There were no shouting matches with doctors. Everything we suggested, they tried. They always gave us that gentle reminder, however, that Ethan had a terminal condition which would end his life during his teens.
Doctors have to keep you in touch with reality while trying to help you cope. We are forever grateful to all the members of Ethan’s care team, especially over those long, hard months.
It was only when we would repeat these conversations to family or close friends, and see their reactions, that we began to realise that we were numb to what the doctors were saying. Maybe deluded, or maybe in denial, we weren’t sure what our family, friends and doctors really thought about us at that time.
We ourselves were never fully sure which we were. We decided that we were numb. It sounded better than being in denial.
Eventually our boy came back to us, not completely but mostly. We did have to accept that Ethan would never be the same – accept that Hunter Syndrome had taken some things from him which he could never get back.
A Harsh Reality
But the reality of Hunter Syndrome is exactly that. It takes and takes, changing each and every moment of our children’s lives.
We are well used to finding a new ‘normal’ with Ethan. We just never had to find our way through such a rapid, spiraling new ‘normal’ before this. Ethan’s condition has always been declining, but much slower and only in a way that you’d notice if you hadn’t seen him in a few years.
This decline took the floorboards from under us, not just the carpet.

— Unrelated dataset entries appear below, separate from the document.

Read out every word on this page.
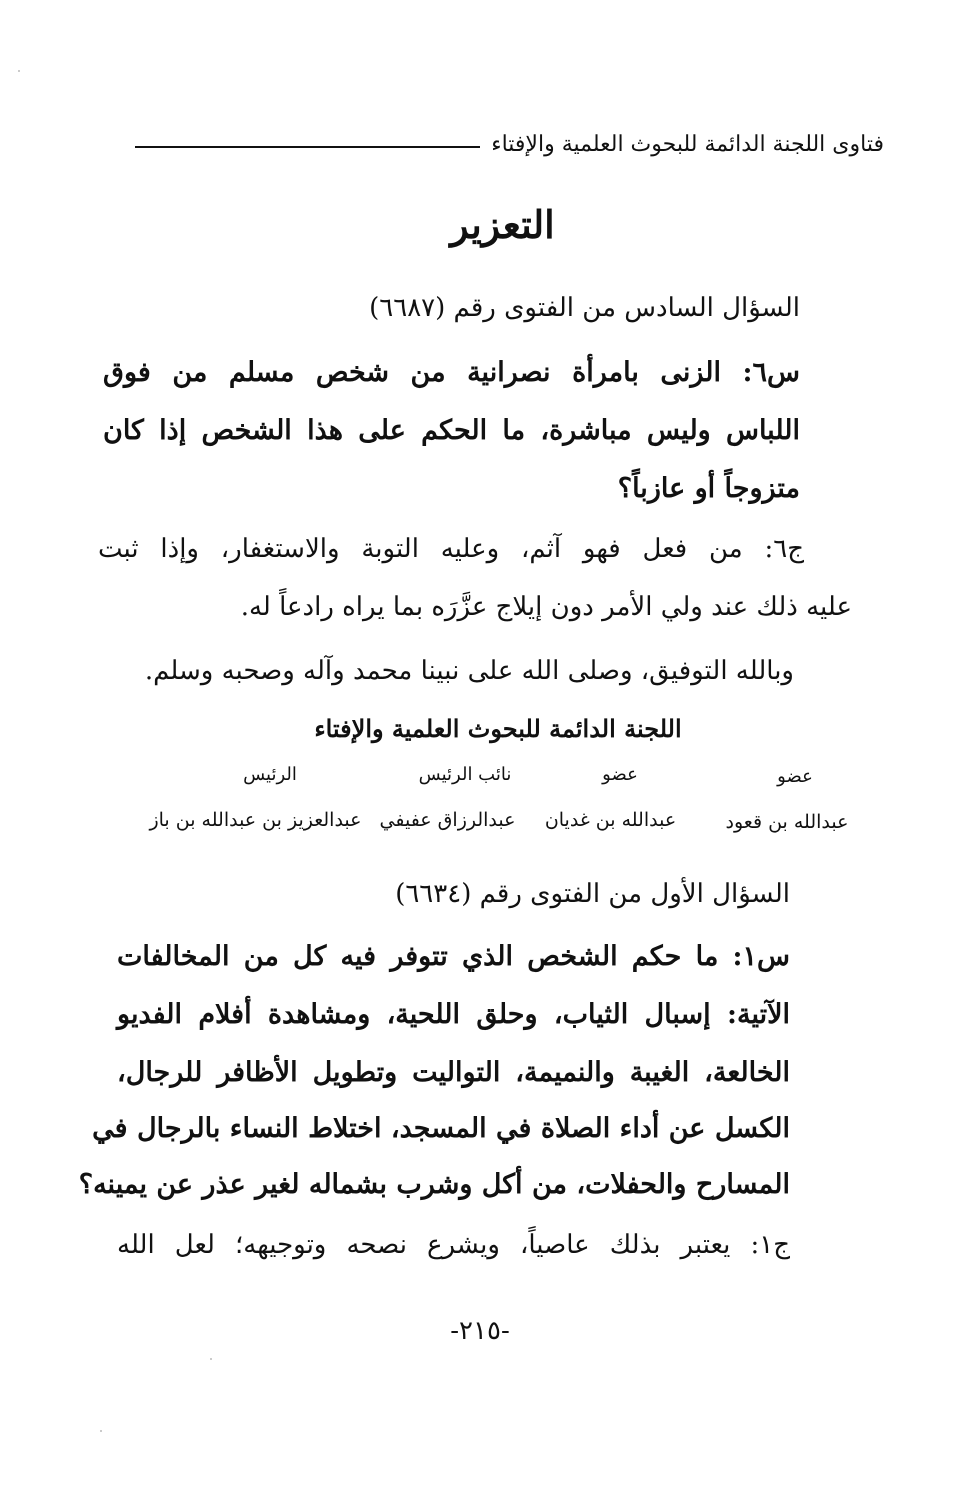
فتاوى اللجنة الدائمة للبحوث العلمية والإفتاء
التعزير
السؤال السادس من الفتوى رقم (٦٦٨٧)
س٦: الزنى بامرأة نصرانية من شخص مسلم من فوق
اللباس وليس مباشرة، ما الحكم على هذا الشخص إذا كان
متزوجاً أو عازباً؟
ج٦: من فعل فهو آثم، وعليه التوبة والاستغفار، وإذا ثبت
عليه ذلك عند ولي الأمر دون إيلاج عزَّرَه بما يراه رادعاً له.
وبالله التوفيق، وصلى الله على نبينا محمد وآله وصحبه وسلم.
اللجنة الدائمة للبحوث العلمية والإفتاء
عضو
عضو
نائب الرئيس
الرئيس
عبدالله بن قعود
عبدالله بن غديان
عبدالرزاق عفيفي
عبدالعزيز بن عبدالله بن باز
السؤال الأول من الفتوى رقم (٦٦٣٤)
س١: ما حكم الشخص الذي تتوفر فيه كل من المخالفات
الآتية: إسبال الثياب، وحلق اللحية، ومشاهدة أفلام الفديو
الخالعة، الغيبة والنميمة، التواليت وتطويل الأظافر للرجال،
الكسل عن أداء الصلاة في المسجد، اختلاط النساء بالرجال في
المسارح والحفلات، من أكل وشرب بشماله لغير عذر عن يمينه؟
ج١: يعتبر بذلك عاصياً، ويشرع نصحه وتوجيهه؛ لعل الله
-٢١٥-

I say that we ‘accept it’ but the truth is we can’t ever accept it, we just move with it. For example, Ethan is now linked in to a hospice. That shattered our hearts but we do think it is something our family needs the support of.
In the second quarter of 2017, Ethan began to take medication from which we felt he would benefit. Our boy came back, little by little, bit by bit.

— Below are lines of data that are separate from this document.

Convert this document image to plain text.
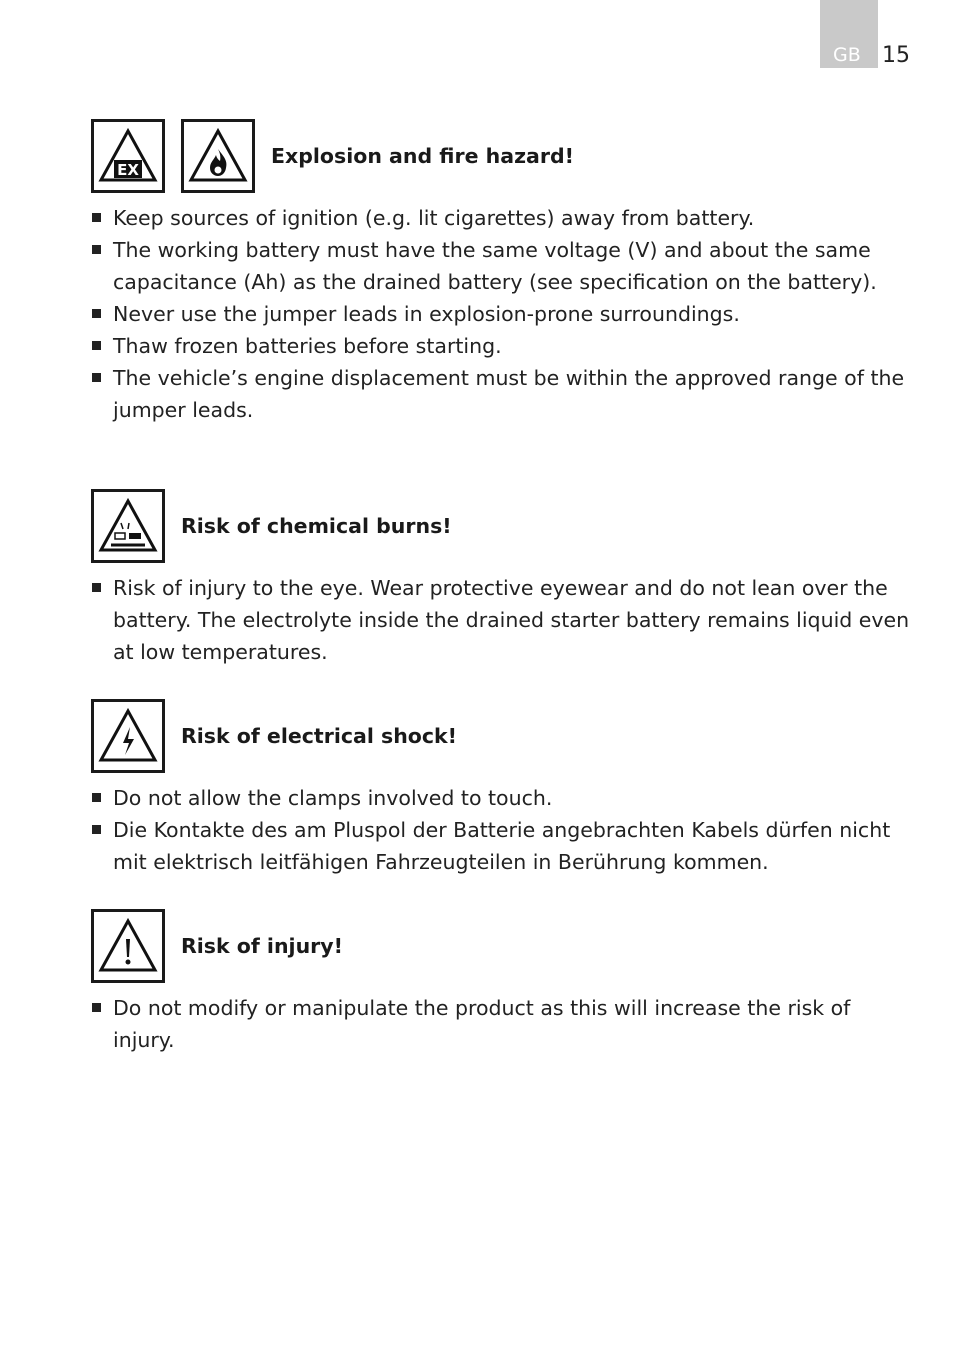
GB 15
EX
Explosion and fire hazard!
Keep sources of ignition (e.g. lit cigarettes) away from battery.
The working battery must have the same voltage (V) and about the same capacitance (Ah) as the drained battery (see specification on the battery).
Never use the jumper leads in explosion-prone surroundings.
Thaw frozen batteries before starting.
The vehicle’s engine displacement must be within the approved range of the jumper leads.
Risk of chemical burns!
Risk of injury to the eye. Wear protective eyewear and do not lean over the battery. The electrolyte inside the drained starter battery remains liquid even at low temperatures.
Risk of electrical shock!
Do not allow the clamps involved to touch.
Die Kontakte des am Pluspol der Batterie angebrachten Kabels dürfen nicht mit elektrisch leitfähigen Fahrzeugteilen in Berührung kommen.
Risk of injury!
Do not modify or manipulate the product as this will increase the risk of injury.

He went from not eating to only needing his peg for medication. He went from not communicating to talking, laughing, playing and engaging with us. He went from violent meltdowns to one meltdown maybe once or twice a week, with zero violence.
Despite arguing with the doctors, without their support for us and Ethan, we wouldn’t have Ethan as he is today. The doctors are the reality givers not the hope makers. Parents are the hope makers.

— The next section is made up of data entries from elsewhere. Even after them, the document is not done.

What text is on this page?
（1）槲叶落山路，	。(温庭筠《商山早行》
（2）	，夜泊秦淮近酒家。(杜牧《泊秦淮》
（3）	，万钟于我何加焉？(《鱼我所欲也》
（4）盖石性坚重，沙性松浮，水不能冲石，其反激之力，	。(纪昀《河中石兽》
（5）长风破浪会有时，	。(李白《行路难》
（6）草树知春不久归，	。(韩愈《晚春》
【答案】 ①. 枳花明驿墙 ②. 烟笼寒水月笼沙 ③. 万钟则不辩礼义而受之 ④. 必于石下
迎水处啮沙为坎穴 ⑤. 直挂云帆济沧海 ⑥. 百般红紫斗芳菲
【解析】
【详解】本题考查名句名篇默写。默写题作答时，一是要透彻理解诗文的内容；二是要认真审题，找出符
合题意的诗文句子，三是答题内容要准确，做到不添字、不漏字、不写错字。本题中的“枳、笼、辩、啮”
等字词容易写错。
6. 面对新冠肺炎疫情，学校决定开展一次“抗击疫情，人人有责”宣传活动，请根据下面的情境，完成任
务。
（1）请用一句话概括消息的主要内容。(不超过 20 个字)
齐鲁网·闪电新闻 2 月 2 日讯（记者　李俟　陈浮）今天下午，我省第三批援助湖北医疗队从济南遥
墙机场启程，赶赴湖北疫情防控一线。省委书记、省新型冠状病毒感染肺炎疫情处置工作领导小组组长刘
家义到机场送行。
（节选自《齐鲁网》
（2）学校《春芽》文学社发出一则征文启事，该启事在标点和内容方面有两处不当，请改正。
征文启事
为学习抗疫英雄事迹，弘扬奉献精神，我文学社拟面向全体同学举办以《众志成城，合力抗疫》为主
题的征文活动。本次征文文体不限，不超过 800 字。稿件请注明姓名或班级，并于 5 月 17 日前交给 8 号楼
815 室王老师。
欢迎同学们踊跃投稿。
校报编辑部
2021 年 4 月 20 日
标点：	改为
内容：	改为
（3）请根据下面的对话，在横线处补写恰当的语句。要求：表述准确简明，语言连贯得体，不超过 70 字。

We began to give Ethan Charlotte’s web oil in April 2017. The changes were subtle at first, we were even afraid that we were imagining them. Ethan’s school saw the difference. Respite too. Doctors and those who called regularly to see Ethan noted the difference too. He was indeed stabilising and happy once again.
With a condition like Hunter Syndrome, your child’s stability is a huge thing. Our boy started to come back to us, with little bits of speech appearing. His love of jigsaws, TV, music and his affection for us returned by December 2017.
It’s January 2018 now, and I really hope it is a New Year for Ethan too. In with the old and out with anything new regarding Hunter Syndrome.
I want Ethan to stay the same. Even though I know that’s not realistic, I can still hope. After all – hope is what got us through last year.
Hunter Syndrome showed us the speed at which it can amp up at last year, but it also made us enjoy our Summer, take longer days out with all our boys. It made our Christmas very special. It showed us once again how precious time is.
We hope that this year, it continues to show our boy some mercy, so we can enjoy him for that bit longer.